What PNC will not talk about is how the scam went undetected for as long as it did. The avalanche of overdrafts in the Carlow accounts generated $500,000 or so in fee revenue, or what looked like revenue. Again, that would have been a stupendous expense, if real, for the Carlow companies. According to PNC, the bank's control systems, including those that are supposed to discover kites, were working properly. But it wasn't until January 1995, more than a year after the accounts were opened, that PNC executives became suspicious (for reasons they won't talk about), examined parts of the 1994 results very carefully-and were horrified.

Bank executives and lawyers confronted Michael Carlow in the first week of February. "Carlow admitted that he was 'totally wrong' and PNC was owed 'a lot of money,' " PNC maintains in its suit. But despite his confession, Carlow was as self-confident as ever, according to one account. He had been through this before. "Carlow sat down with the bankers and said, 'I'll write you a check,' " says one familiar with the showdown. "He offered them $3 million a year for ten years and gave them a list of a dozen organizations he was paying off in this way." The bankers were stunned at first, caught off guard by Carlow's parry. But by the next day they had recovered and knew what they had to do. "PNC said, 'No, the buck stops here,' " the source reports. The bankers showed Carlow a complaint they were prepared to file in federal court to put Pittsburgh Food & Beverage in receivership. To avoid that humiliation, Carlow quit as PF&B chairman. The bank then called the U.S. attorney's office.

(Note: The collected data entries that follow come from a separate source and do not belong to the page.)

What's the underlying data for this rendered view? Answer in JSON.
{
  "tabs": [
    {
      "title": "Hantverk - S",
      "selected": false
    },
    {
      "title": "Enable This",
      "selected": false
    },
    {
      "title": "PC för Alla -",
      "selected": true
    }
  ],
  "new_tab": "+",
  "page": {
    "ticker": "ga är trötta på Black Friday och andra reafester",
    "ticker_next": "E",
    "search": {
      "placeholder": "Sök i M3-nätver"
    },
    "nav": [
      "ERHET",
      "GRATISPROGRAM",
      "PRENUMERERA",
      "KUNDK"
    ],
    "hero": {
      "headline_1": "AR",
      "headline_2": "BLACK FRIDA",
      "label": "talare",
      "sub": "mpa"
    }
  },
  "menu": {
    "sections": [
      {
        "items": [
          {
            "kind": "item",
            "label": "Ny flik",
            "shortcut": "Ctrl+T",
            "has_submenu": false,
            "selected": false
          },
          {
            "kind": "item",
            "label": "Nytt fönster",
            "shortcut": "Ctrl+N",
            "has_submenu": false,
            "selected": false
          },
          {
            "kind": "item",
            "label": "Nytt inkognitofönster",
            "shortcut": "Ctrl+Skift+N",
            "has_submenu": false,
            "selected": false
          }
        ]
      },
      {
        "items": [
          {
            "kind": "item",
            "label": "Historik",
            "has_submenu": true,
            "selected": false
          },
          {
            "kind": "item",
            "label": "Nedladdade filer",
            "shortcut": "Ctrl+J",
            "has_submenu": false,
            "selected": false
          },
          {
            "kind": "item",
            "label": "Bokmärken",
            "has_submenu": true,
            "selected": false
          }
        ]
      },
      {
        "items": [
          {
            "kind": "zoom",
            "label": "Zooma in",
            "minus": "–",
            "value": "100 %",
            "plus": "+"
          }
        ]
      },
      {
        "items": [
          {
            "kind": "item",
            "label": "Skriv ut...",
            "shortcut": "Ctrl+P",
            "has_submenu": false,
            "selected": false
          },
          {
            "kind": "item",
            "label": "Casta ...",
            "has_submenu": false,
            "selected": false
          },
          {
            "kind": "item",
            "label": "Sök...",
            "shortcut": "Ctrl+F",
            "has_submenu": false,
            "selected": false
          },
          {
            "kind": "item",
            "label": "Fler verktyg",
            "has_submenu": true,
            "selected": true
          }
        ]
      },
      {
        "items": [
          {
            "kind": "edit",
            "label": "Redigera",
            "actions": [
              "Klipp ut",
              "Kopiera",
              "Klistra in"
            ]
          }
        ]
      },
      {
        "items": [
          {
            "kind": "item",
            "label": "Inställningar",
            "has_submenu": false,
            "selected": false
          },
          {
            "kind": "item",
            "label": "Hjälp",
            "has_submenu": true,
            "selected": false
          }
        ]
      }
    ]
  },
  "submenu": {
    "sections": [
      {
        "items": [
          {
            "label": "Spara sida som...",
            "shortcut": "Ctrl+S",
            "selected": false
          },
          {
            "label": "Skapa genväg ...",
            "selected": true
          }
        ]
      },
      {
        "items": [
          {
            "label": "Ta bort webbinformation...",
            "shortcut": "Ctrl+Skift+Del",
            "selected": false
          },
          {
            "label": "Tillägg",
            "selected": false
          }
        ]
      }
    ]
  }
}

In the aftermath one bank employee has been dismissed. The bank declines to discuss the matter. "But there's plenty more blame to go around," says a colleague. Kittinger furniture has closed. Clark shut down as well for a time, but has a new owner who is ready to start making candy again. Pittsburgh Brewing kept making beer all through the crisis, but production has dropped further, to 470,000 barrels per year. PNC and the other creditors are eager to sell the company. Various other Carlow enterprises are either out of business or operating in a state of elevated anxiety.

As for the Carlows, they're spending most of their time talking to lawyers these days. "Michael was Icarus, flying too close to the sun," says William Brandt, the trustee the bank hired to run PF&B after it persuaded Carlow to quit. But lest that mythic allusion romanticize Carlow, Brandt adds: "The difference between Carlow and a holdup artist with a gun is that a holdup artist could never hope to get away with so much money."

There are two kinds of con artist. One type ensnares victims by greed, the hope of making money in a deal despite improbable economics or questionable ethics. The victims at least come away wiser. The more vicious con artist traps his victims through their generosity, the belief that a guy from Nowheresville should be given a chance. The suckers come away more cynical, less willing to give the next gent without a pedigree a shot. Michael Carlow, it appears, was that kind of con man.